Here's some crappy vids of me riding it in the back yard:


----------



## HUBBHUNTER

A buddy back in high school had one like that. His may have been a few years newer. I'm not a very big guy but you could throw that thing around like a toy.

The last time I rode it I was hauling ass down a field edge where the snow drifted out into the field and hit one of those drifts at a bad angle and just about did a barrel role with the sled landing on its hood.:yikes: You can understand why it was the last time I rode it.


----------



## Burksee

On the clutch issue and without spending much if any cash you can check/make changes by; Yamaha secondaries of that vintage can be "tightened" up quite easily by taking snap ring off and turning the cam one over one time to tighten it up. Beware, if you let it slip it'll hurt! 
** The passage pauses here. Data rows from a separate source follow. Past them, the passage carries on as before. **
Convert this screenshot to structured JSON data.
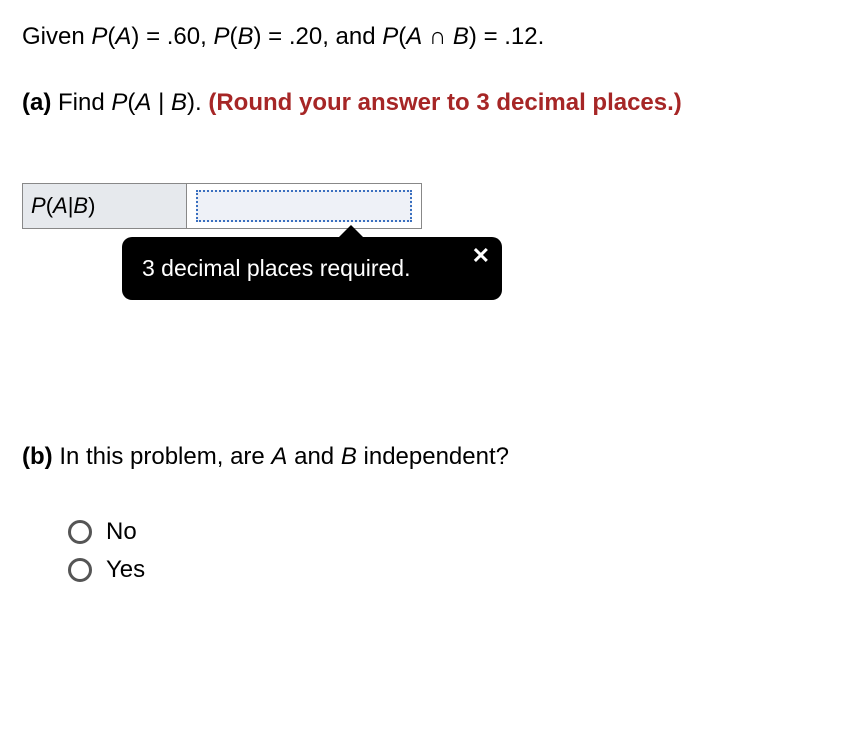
{
  "intro": {
    "prefix": "Given ",
    "pa_expr": "P",
    "pa_arg_open": "(",
    "pa_arg": "A",
    "pa_arg_close": ")",
    "eq1": " = .60, ",
    "pb_expr": "P",
    "pb_arg_open": "(",
    "pb_arg": "B",
    "pb_arg_close": ")",
    "eq2": " = .20, and ",
    "pab_expr": "P",
    "pab_arg_open": "(",
    "pab_argA": "A",
    "cap": " ∩ ",
    "pab_argB": "B",
    "pab_arg_close": ")",
    "eq3": " = .12."
  },
  "partA": {
    "label": "(a)",
    "find": " Find ",
    "expr_P": "P",
    "expr_open": "(",
    "expr_A": "A",
    "expr_bar": " | ",
    "expr_B": "B",
    "expr_close": ").",
    "hint": " (Round your answer to 3 decimal places.)"
  },
  "answerRow": {
    "label_P": "P",
    "label_open": "(",
    "label_A": "A",
    "label_bar": " | ",
    "label_B": "B",
    "label_close": ")",
    "value": ""
  },
  "tooltip": {
    "text": "3 decimal places required.",
    "close": "✕"
  },
  "partB": {
    "label": "(b)",
    "text1": " In this problem, are ",
    "A": "A",
    "and": " and ",
    "B": "B",
    "text2": " independent?"
  },
  "radios": {
    "no": "No",
    "yes": "Yes"
  },
  "colors": {
    "hint": "#a62626",
    "cell_bg": "#e6e9ed",
    "input_border": "#3a6fbf",
    "input_bg": "#eef1f7",
    "tooltip_bg": "#000000"
  }
}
Tightening up the secondary will delay shifting and hold the primary back a bit as well. On the primary I'd start by shimming the spring, that will raise the engagement a bit.

Another commonly overlooked issue is motor and clutch distance and alignment, that along with a worn, stretched belt will cause performance issues as well.


----------



## Mister ED

I did the same this year. Bought an 80 Kawasaki from another member here, to use for ice fishing. I tore into it, just to make sure I wouldn't get left stranded and spent most of the winter wrenching not fishing, LOL. 

One thing, look into replacing the 30+ year old crank seals. Not sure how the Yammies were, but the Kawasaki engines would go through them (older Cats, Deeres, and others ran Kawasaki engines). Pulling air into the bottom end and leaning things out ... bog at best, meltdown at wost case.


----------



## Crazy Axe

Thanks for the input.. Yeah I, with the help of my FIL, pulled the helix and drilled it so the spring was wound tighter.. Put it back on and tried to wind it one more time but it didn't quite go. I found the stock replacement springs 6 something for one and 7 something for the other. I'm gonna start there and see how much/if it helps. Found them at babbitts online. Some of their parts are hard to find and cheap and some are incredibly expensive (like front shocks.. almost 60/piece other places are 30/pair)
Also I had to pull the motor to get the carb completely off, didn't quite have the right tools to do it with the motor in, so it went back in with a fresh belt and have triple-checked the tension and alignment on the belt. The crank seals, I am pretty sure they are good. From what I understand if they are bad, they start hard and yes run lean. When I swapped the carb I had to blindly jet it so I've been running it and checking plugs and making minor adjustments but I have it pretty close. It had a Keihin PF14 butterfly/diaphragm style carb and I swapped for a Mikuni VM32 roundslide/float style.. Needless to say, it runs a LOT better now..


----------